Advanced evasion techniques (AETs) offer cyber criminals a virtually unlimited number of options for the undetected infiltration of networks with malware.
At this time, the market does not offer any solutions that provide full protection against AETs. However, companies can still implement a number of measures to achieve the best possible protection.
The first two parts of this series of articles focused on the history of evasion techniques and on the way AETs work. But how can companies protect themselves against attacks disguised with AETs? A number of specific solutions have to work together to achieve the best possible protection against attacks using AETs.
At two to the power of 180, the number of possible AETs is virtually endless. New variants of this evasion software are discovered on an ongoing basis. However, considering the almost limitless number of possible combinations, such discoveries merely represent the proverbial drop in the bucket.
Therefore it is important that companies use IPS systems that investigate data traffic that is not just based on the characteristics of known malicious codes that use finger printing and signature-based detection.
Advanced evasion techniques can only be recognised by security systems that provide additional options to check data traffic. One example is the multi-layer normalisation process that takes into account data packets that are not received by the end system, or protocols that can be decrypted in a variety of ways.
IPS systems with this functionality have the ability to decode and put together data packets exactly like the end system. This feature enables them to detect a disguised malicious code more easily and stop it before it gets into the network.
In contrast to hardware-based solutions, such security devices focus on more than just the TCP/IP layer and are also able to capture other relevant protocol layers for each connection, including HTTP.
This greatly reduces the risk that data packets that do not conform to the classic rules of internet protocol can sneak into the network undetected. In addition, network performance can be maintained at a high level if the normalisation function is separate from the connection and signature check.

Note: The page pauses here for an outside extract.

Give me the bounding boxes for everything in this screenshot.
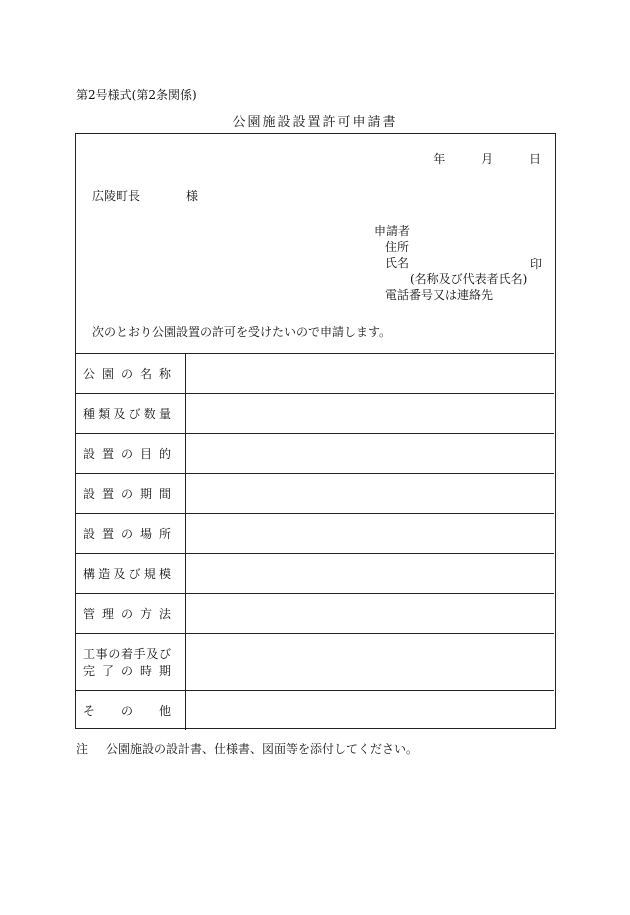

Only those security solutions that offer quick and flexible update options are able to provide protection against dynamic and quickly changing AETs. However, most companies use out-of-date hardware-based solutions to protect their networks, mainly for cost reasons.
These types of solutions have one serious disadvantage: they are static. Updating them to the state of technology often requires a lot of time and is sometimes even impossible. For this reason, hardware-based solutions are not able to keep up with dynamic and quickly changing AETs.
On the other hand, software-based intrusion prevention systems (IPS) and firewall systems can be rapidly brought up to date, including the testing and normalisation functions, which means that newly discovered evasive patterns can be quickly deposited in the IPS and firewall. Software-based technology also makes it possible to implement updates at any time and apply configurations with minimal effort.
The ability to gain rapid access to current security information is the only way administrators can quickly respond to attacks and roll out preventive protective measures for the entire system. Therefore software-based solutions should be combined with a central management solution.
Updates and security guidelines can be rolled out over the entire network in a centralised manner and across locations, if necessary via remote access, so that all applications and systems can be quickly protected against a new evasion variant if a new AET pattern is detected.
By using some additional measures, companies can also better protect their networks against attacks disguised with AETs. Because of the constant appearance of new AET variants, companies are advised to always keep an eye on this issue.
They should obtain information about AETs, analyse risks, further develop patch management and review the IPS solution.